Whenever he would see this rebbe, whether on work detail, or at night in the barracks, and often even at role call if he thought no one was watching, he was always with his student whispering the sacred words of Talmud under his breath.

And even in Auschwitz, this rebbe was alive and full of purpose.

Until one day he actually completed the tractate he was teaching the boy, for which he had been living. And then Frankel watched as the weight of his reality broke him down and he became what was known as a musselman, one of the living dead who had given up on life. 

These inmates were immediately discernible by the vacant stare in their eyes and were avoided by other prisoners; one never knew when they would just stop what they were doing and walk over to one of the fences or defy the guards, no longer caring whether they lived or died. And when the guards started shooting they didn’t care where their bullets landed.

How could someone so full of life one day simply lose the desire to go on the next? Frankel concluded that what drives human beings above all else is our search for meaning.

If indeed we are created by G-d, then that purpose we so crave is not simply a random delusion we have created for ourselves, which can never stand up to the light of true introspection; rather, it is the purpose for which Hashem placed us in this world to begin with.

This is why every religion that believes in a G-d, inevitably has a revelation, a point at which G-d reveals to the world their purpose. For the Jewish people that point in time occurred 3,000 years ago at Sinai, and the Torah is essentially the recipe of purpose for what we are meant to be doing in our lives.

And the study of Torah? It’s an opportunity to tap into the thought process of G-d, to experience G-d.

This may be what this week’s parsha is all about. Perhaps the “reward” that comes as a result of this toiling in Torah is that life becomes its own reward.

It is not that we can ever answer the question of how and why the Jewish people have suffered so much over the millennium; it is that the question no longer challenges us in the same way.

The verse tells us, “Tzaddik Be’Emunato Yichyeh,” which we usually take to mean that the righteous live on faith alone. But Rav Kook (in his Midot HaRe’ayah’) points out that faith is the way we view the world. When we believe that everything has purpose, we are then seeing the world through completely different lenses. A tzaddik lives in a very different world, because he or she sees the world in a completely different way. Everything has meaning, and everything comes from G-d.

Perhaps this is the meaning of the mishnah from Avot we quoted above. After all, if we should not serve the Master to get a reward, then obviously we should serve the Master without any desire to receive a reward!

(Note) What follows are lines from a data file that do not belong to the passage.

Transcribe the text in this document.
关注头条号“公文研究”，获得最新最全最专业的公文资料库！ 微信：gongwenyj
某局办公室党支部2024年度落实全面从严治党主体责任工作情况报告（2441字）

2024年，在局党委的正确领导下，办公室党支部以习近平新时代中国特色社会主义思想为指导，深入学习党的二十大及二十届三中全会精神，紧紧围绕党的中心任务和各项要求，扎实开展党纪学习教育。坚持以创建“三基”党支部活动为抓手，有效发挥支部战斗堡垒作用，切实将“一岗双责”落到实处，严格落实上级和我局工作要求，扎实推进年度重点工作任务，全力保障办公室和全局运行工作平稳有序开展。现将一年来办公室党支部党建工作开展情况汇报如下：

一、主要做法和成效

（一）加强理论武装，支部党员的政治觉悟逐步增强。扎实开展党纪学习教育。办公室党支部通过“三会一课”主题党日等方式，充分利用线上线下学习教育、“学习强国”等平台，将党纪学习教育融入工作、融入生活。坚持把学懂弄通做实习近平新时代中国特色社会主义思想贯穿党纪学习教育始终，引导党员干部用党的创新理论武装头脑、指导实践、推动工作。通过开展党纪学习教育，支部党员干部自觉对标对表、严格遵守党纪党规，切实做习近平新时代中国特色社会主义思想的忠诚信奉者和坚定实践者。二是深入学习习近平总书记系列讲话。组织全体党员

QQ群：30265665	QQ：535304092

Why the need to repeat the sentence, instead of just saying we should not serve Hashem for reward?

Perhaps the point is not to expect that you will receive a reward for your efforts, because it is the effort that is in fact the reward. 

And this is why the mishnah there concludes, “and may the fear of heaven be upon you.” Because the word morah, mistranslated as fear, really means awe, from the root lir’ot, to see. Antig’nos of Socho was suggesting that the challenge and the essence of life in this world are to see heaven on earth, every day, in everything we do.

May we all be blessed to see the world through entirely different lenses, which see only blessing!

A version of this article appeared in 2012.